What Fiscal Union Means
By Tim Duy
The main thrust of the thesis is that the ECB held interest rates low last decade to support Germany because Maastrict rules forbid a fiscal policy solution to Germany’s woes. But rates were excessively low for the periphery, triggering the emergence of bubbles and unsustainable imbalances. Basically, the root of the problem was a one-size-fits-all monetary policy worsened by an inflexible fiscal structure.
So far so good. What caught my eye was this quote from Koo:
Unfortunately there have been growing calls in the eurozone for fiscal union. But that would only make the problem worse by forcing the same fiscal policy on all countries, regardless of whether they were in a balance sheet recession.
This is true with regards to what is emerging as “fiscal union” in the Eurozone, largely a commitment to strict fiscal targets. This, however, is not how I would define a fiscal union. When I use the term fiscal union, I am thinking of a centralized budget authority capable of making automatic internal transfers.

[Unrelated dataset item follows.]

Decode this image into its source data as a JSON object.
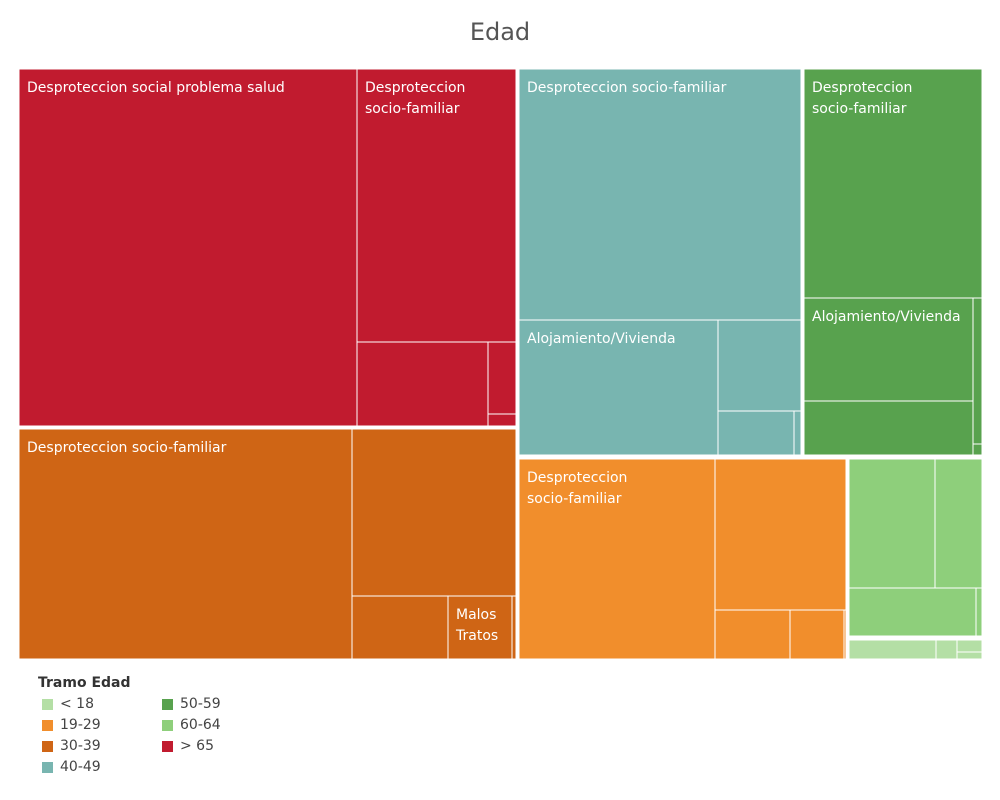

Paul Krugman has provided some very good examples of the importance of such internal transfers in the United States. For example, see his discussion of Texas and the Savings and Loan crisis:
The cleanup from that crisis cost taxpayers about $125 billion (pdf), back when that was real money. As best I can tell, around 60 percent of the losses were in Texas (pdf). So that’s around $75 billion in aid — not loans, outright transfer.
Texas GDP was about $300 billion in 1987. So this was equivalent to giving — not lending, not even taking an equity stake — Spain 25 percent of its GDP to bail out its banks.
And in the US it wasn’t even treated as an interstate political issue.
Also, see his Florida example:
So as I read it, between falling tax payments without any corresponding fall in federal benefits, plus safety-net aid — not counting Medicaid, which would make the number even bigger — Florida received what amounted to an annual transfer from Washington of $31 billion plus, or more than 4 percent of state GDP. That’s a transfer, not a loan. And it’s very big.
These are examples of how assymetric shocks are cushioned within a fiscal union. Transfers, not loans. For the Eurozone to be successful, they need this kind of fiscal infrastructure. Unfortunately, I think they are light-years away from such a union, and what they think is a fiscal union – strict deficit limits – is something very different, a union that as Koo says will make conditions worse, not better. One of the many reasons I remain a Euroskeptic.